Hai Angin...

Ali membenarkan letak sarungnya yang sedikit naik. Malang memang dingin, apalagi di bulan September. Anginnya begitu menusuk. Abu rokoknya bertebaran dimana-mana. Asbak sepertinya sudah berubah makna. Tapi tidak masalah. Abu rokok juga organik, tidak jadi polusi bagi tanah.

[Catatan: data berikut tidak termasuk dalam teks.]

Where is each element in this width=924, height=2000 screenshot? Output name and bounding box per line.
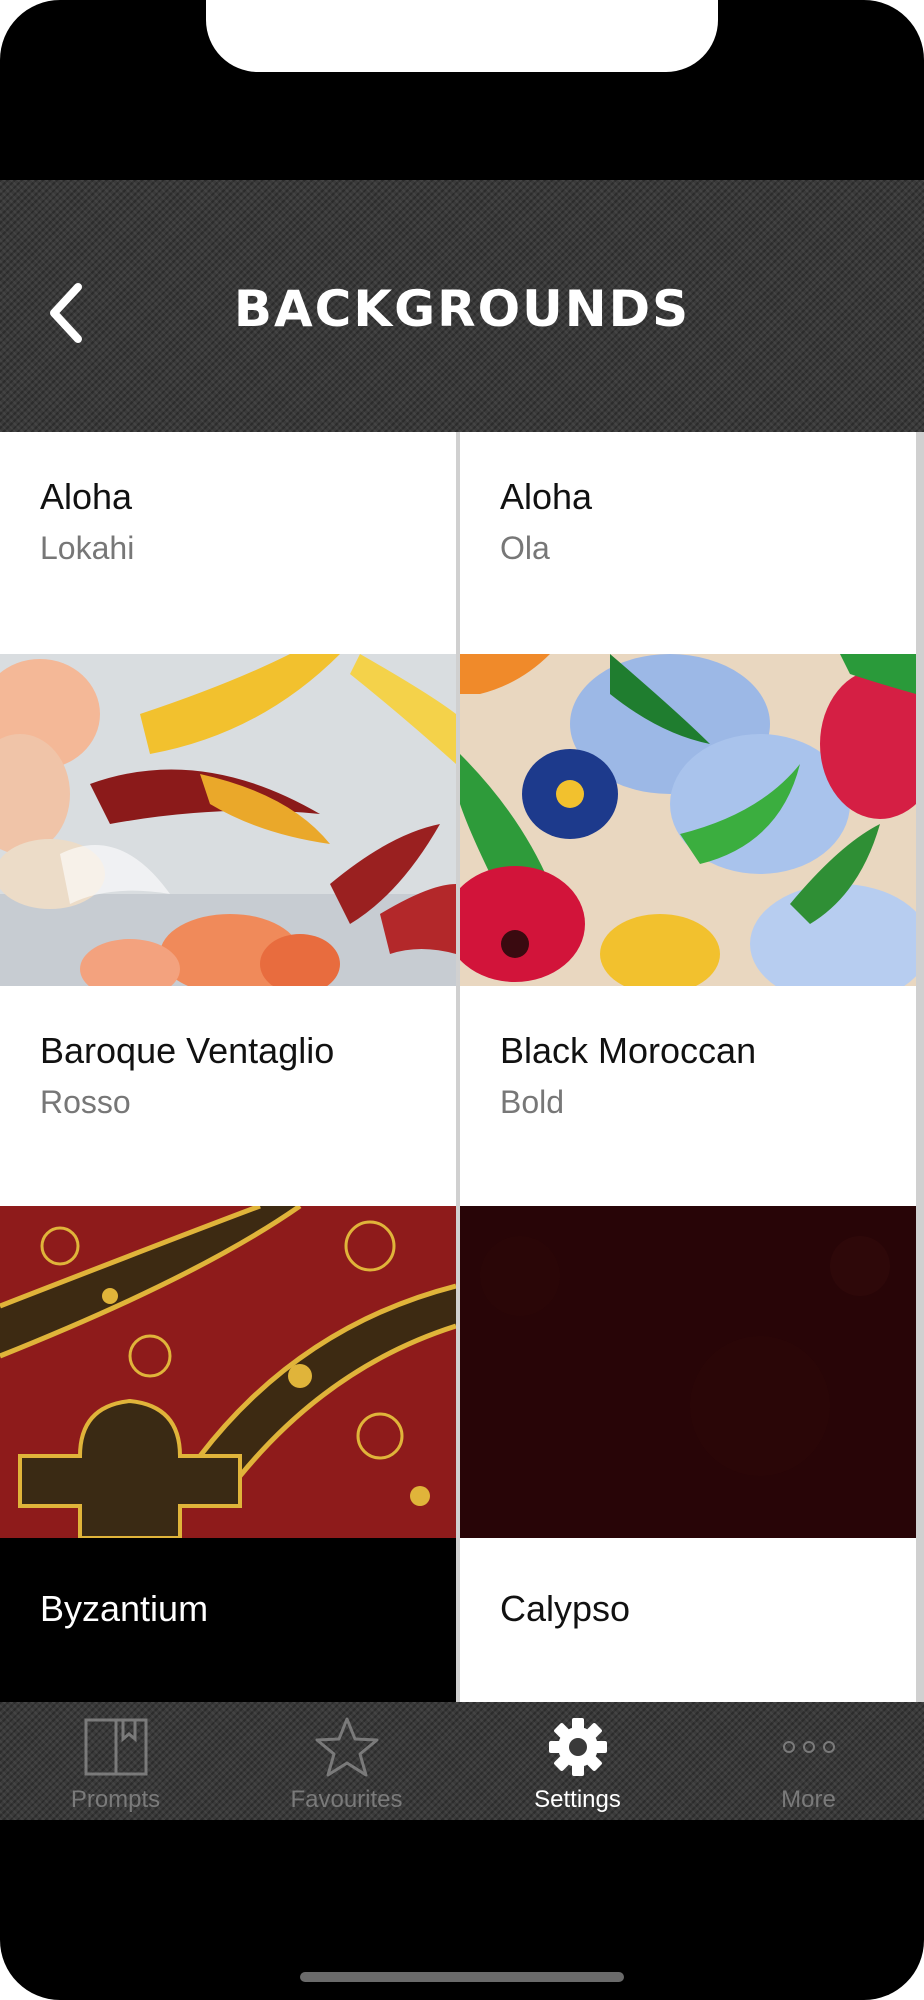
pattern-preview-aloha-ola[interactable]: [460, 654, 916, 986]
dark-texture-image: [460, 1206, 916, 1538]
tile-name: Black Moroccan: [500, 1030, 757, 1071]
tile-name: Calypso: [500, 1588, 631, 1629]
tab-label: Prompts: [70, 1786, 161, 1813]
tile-subtitle: Lokahi: [40, 530, 135, 566]
more-dots-icon: [774, 1714, 844, 1780]
screen-corner: [0, 1880, 120, 2000]
background-tile-aloha-ola[interactable]: Aloha Ola: [460, 432, 916, 654]
status-area: [0, 0, 924, 180]
tab-label: Favourites: [290, 1786, 403, 1813]
screen-corner: [804, 0, 924, 120]
home-indicator[interactable]: [300, 1972, 624, 1982]
tab-favourites[interactable]: Favourites: [231, 1702, 462, 1820]
background-tile-calypso[interactable]: Calypso: [460, 1538, 916, 1702]
app-screen: BACKGROUNDS Aloha Lokahi Aloha Ola Baroq…: [0, 0, 924, 2000]
background-tile-black-moroccan[interactable]: Black Moroccan Bold: [460, 986, 916, 1206]
background-tile-baroque-ventaglio[interactable]: Baroque Ventaglio Rosso: [0, 986, 456, 1206]
floral-pattern-image: [0, 654, 456, 986]
tile-name: Baroque Ventaglio: [40, 1030, 335, 1071]
tile-subtitle: Ola: [500, 530, 550, 566]
device-notch: [206, 0, 718, 72]
star-icon: [312, 1714, 382, 1780]
tab-bar: Prompts Favourites Settings More: [0, 1702, 924, 1820]
pattern-preview-aloha-lokahi[interactable]: [0, 654, 456, 986]
tab-more[interactable]: More: [693, 1702, 924, 1820]
baroque-pattern-image: [0, 1206, 456, 1538]
tile-name: Aloha: [500, 476, 593, 517]
tile-name: Byzantium: [40, 1588, 209, 1629]
background-tile-aloha-lokahi[interactable]: Aloha Lokahi: [0, 432, 456, 654]
background-tile-byzantium[interactable]: Byzantium: [0, 1538, 456, 1702]
navigation-bar: BACKGROUNDS: [0, 180, 924, 432]
tab-label: Settings: [534, 1786, 621, 1813]
screen-corner: [0, 0, 120, 120]
tab-settings[interactable]: Settings: [462, 1702, 693, 1820]
page-title: BACKGROUNDS: [233, 280, 691, 338]
home-indicator-area: [0, 1820, 924, 2000]
tile-subtitle: Bold: [500, 1084, 565, 1120]
screen-corner: [804, 1880, 924, 2000]
floral-pattern-image: [460, 654, 916, 986]
backgrounds-grid: Aloha Lokahi Aloha Ola Baroque Ventaglio…: [0, 432, 924, 1702]
tab-prompts[interactable]: Prompts: [0, 1702, 231, 1820]
pattern-preview-black-moroccan[interactable]: [460, 1206, 916, 1538]
tile-subtitle: Rosso: [40, 1084, 131, 1120]
gear-icon: [543, 1714, 613, 1780]
pattern-preview-baroque-ventaglio[interactable]: [0, 1206, 456, 1538]
tile-name: Aloha: [40, 476, 133, 517]
book-icon: [81, 1714, 151, 1780]
tab-label: More: [781, 1786, 836, 1813]
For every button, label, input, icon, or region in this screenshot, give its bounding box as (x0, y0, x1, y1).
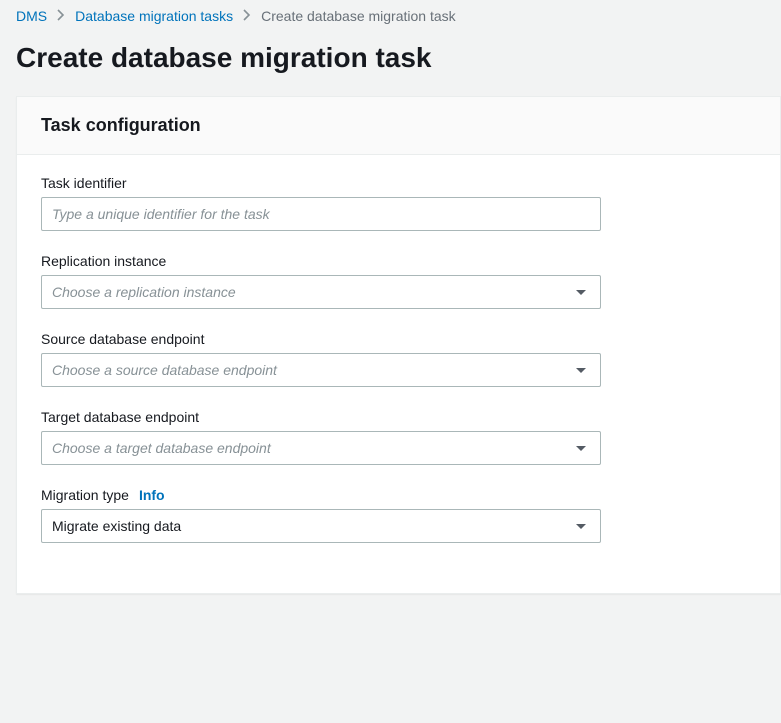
field-task-identifier: Task identifier (41, 175, 756, 231)
chevron-down-icon (576, 446, 586, 451)
label-replication-instance: Replication instance (41, 253, 756, 269)
panel-title: Task configuration (41, 115, 756, 136)
chevron-right-icon (57, 8, 65, 24)
select-value: Migrate existing data (52, 518, 181, 534)
field-replication-instance: Replication instance Choose a replicatio… (41, 253, 756, 309)
page-title: Create database migration task (0, 24, 781, 96)
task-identifier-input[interactable] (41, 197, 601, 231)
task-config-panel: Task configuration Task identifier Repli… (16, 96, 781, 594)
breadcrumb: DMS Database migration tasks Create data… (0, 0, 781, 24)
panel-header: Task configuration (17, 97, 780, 155)
select-placeholder: Choose a source database endpoint (52, 362, 277, 378)
label-migration-type: Migration type Info (41, 487, 756, 503)
target-endpoint-select[interactable]: Choose a target database endpoint (41, 431, 601, 465)
panel-body: Task identifier Replication instance Cho… (17, 155, 780, 593)
chevron-right-icon (243, 8, 251, 24)
source-endpoint-select[interactable]: Choose a source database endpoint (41, 353, 601, 387)
chevron-down-icon (576, 524, 586, 529)
label-text: Migration type (41, 487, 129, 503)
label-target-endpoint: Target database endpoint (41, 409, 756, 425)
info-link[interactable]: Info (139, 487, 165, 503)
field-migration-type: Migration type Info Migrate existing dat… (41, 487, 756, 543)
chevron-down-icon (576, 368, 586, 373)
breadcrumb-current: Create database migration task (261, 8, 456, 24)
label-task-identifier: Task identifier (41, 175, 756, 191)
select-placeholder: Choose a target database endpoint (52, 440, 271, 456)
breadcrumb-link-tasks[interactable]: Database migration tasks (75, 8, 233, 24)
field-target-endpoint: Target database endpoint Choose a target… (41, 409, 756, 465)
label-source-endpoint: Source database endpoint (41, 331, 756, 347)
migration-type-select[interactable]: Migrate existing data (41, 509, 601, 543)
breadcrumb-link-dms[interactable]: DMS (16, 8, 47, 24)
select-placeholder: Choose a replication instance (52, 284, 236, 300)
field-source-endpoint: Source database endpoint Choose a source… (41, 331, 756, 387)
chevron-down-icon (576, 290, 586, 295)
replication-instance-select[interactable]: Choose a replication instance (41, 275, 601, 309)
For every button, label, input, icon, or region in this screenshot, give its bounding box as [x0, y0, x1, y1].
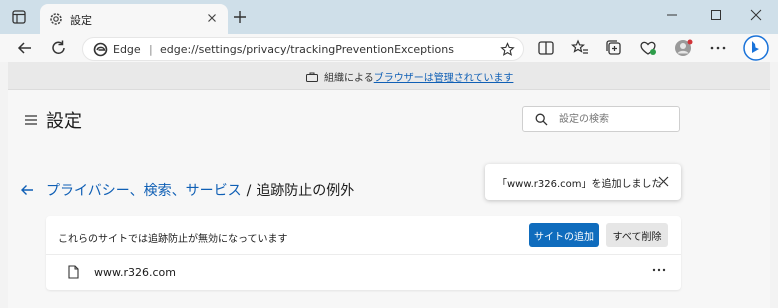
- edge-icon: [93, 42, 108, 57]
- omnibox-label: Edge: [113, 43, 141, 56]
- address-bar[interactable]: Edge | edge://settings/privacy/trackingP…: [82, 37, 524, 61]
- window-close-icon[interactable]: [742, 4, 770, 26]
- close-icon[interactable]: [204, 10, 220, 26]
- managed-link[interactable]: ブラウザーは管理されています: [374, 73, 514, 84]
- more-actions-icon[interactable]: [651, 263, 667, 277]
- back-arrow-icon[interactable]: [20, 184, 34, 196]
- bing-icon[interactable]: [743, 35, 769, 61]
- settings-page: 設定 プライバシー、検索、サービス/追跡防止の例外 「www.r326.com」…: [8, 90, 770, 308]
- exceptions-card: これらのサイトでは追跡防止が無効になっています サイトの追加 すべて削除 www…: [46, 216, 681, 290]
- briefcase-icon: [306, 72, 318, 82]
- add-site-button[interactable]: サイトの追加: [529, 223, 599, 247]
- hamburger-icon[interactable]: [24, 114, 38, 126]
- omnibox-separator: |: [149, 43, 153, 56]
- minimize-icon[interactable]: [658, 4, 686, 26]
- address-toolbar: Edge | edge://settings/privacy/trackingP…: [0, 34, 778, 62]
- maximize-icon[interactable]: [702, 4, 730, 26]
- breadcrumb-current: 追跡防止の例外: [256, 183, 355, 199]
- exceptions-description: これらのサイトでは追跡防止が無効になっています: [58, 234, 288, 245]
- profile-avatar[interactable]: [672, 38, 694, 58]
- window-icon[interactable]: [10, 8, 28, 26]
- split-screen-icon[interactable]: [535, 38, 557, 58]
- file-icon: [68, 265, 79, 279]
- favorite-star-icon[interactable]: [500, 42, 515, 57]
- back-icon[interactable]: [14, 38, 36, 58]
- close-icon[interactable]: [658, 176, 669, 187]
- remove-all-button[interactable]: すべて削除: [606, 223, 668, 247]
- search-icon: [535, 113, 548, 126]
- browser-essentials-icon[interactable]: [637, 38, 659, 58]
- managed-prefix: 組織による: [324, 73, 374, 84]
- favorites-icon[interactable]: [569, 38, 591, 58]
- breadcrumb: プライバシー、検索、サービス / 追跡防止の例外: [20, 180, 354, 200]
- browser-window: 設定 Edge | edge://settings/privacy/tracki…: [0, 0, 778, 308]
- list-item: www.r326.com: [46, 255, 681, 289]
- more-icon[interactable]: [707, 38, 729, 58]
- refresh-icon[interactable]: [48, 38, 70, 58]
- managed-info-bar: 組織によるブラウザーは管理されています: [8, 62, 770, 90]
- managed-message: 組織によるブラウザーは管理されています: [306, 69, 513, 84]
- page-title: 設定: [46, 111, 82, 132]
- notification-toast: 「www.r326.com」を追加しました: [485, 164, 681, 200]
- tab-settings[interactable]: 設定: [40, 4, 228, 34]
- tab-strip: 設定: [0, 0, 778, 34]
- site-name: www.r326.com: [94, 266, 176, 279]
- gear-icon: [50, 13, 62, 25]
- tab-title: 設定: [70, 14, 92, 27]
- new-tab-icon[interactable]: [232, 9, 248, 25]
- toast-message: 「www.r326.com」を追加しました: [497, 179, 662, 190]
- breadcrumb-parent-link[interactable]: プライバシー、検索、サービス: [46, 183, 242, 199]
- collections-icon[interactable]: [603, 38, 625, 58]
- breadcrumb-separator: /: [246, 183, 252, 199]
- url-text[interactable]: edge://settings/privacy/trackingPreventi…: [160, 43, 454, 56]
- search-input[interactable]: [559, 111, 669, 127]
- settings-search[interactable]: [522, 106, 680, 132]
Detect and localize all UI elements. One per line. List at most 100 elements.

Handphonenya bercahaya, dahi Ali mengkerut. Mati-matian dia berusaha memahami makna kata dari "kitab elektrik"nya. Dia dihadapkan sebuah masalah tentang sebuah pernikahan saudara jauh. Boleh atau tidak? Lalu bagaimana hukumnya? Dan dasarnya apa? Ali sudah tau jawabannya; boleh asalkan tidak rodlo' (saudara satu susu). Tapi rupanya bukan itu masalahnya. Ali menggaruk dahinya. Dia kesulitan membaca bacaan kitab yang tidak ada harokat (baca: tanda baca). Paham dia dengan maksud dari kitab itu, namun dia kesulitan membacanya. Aneh.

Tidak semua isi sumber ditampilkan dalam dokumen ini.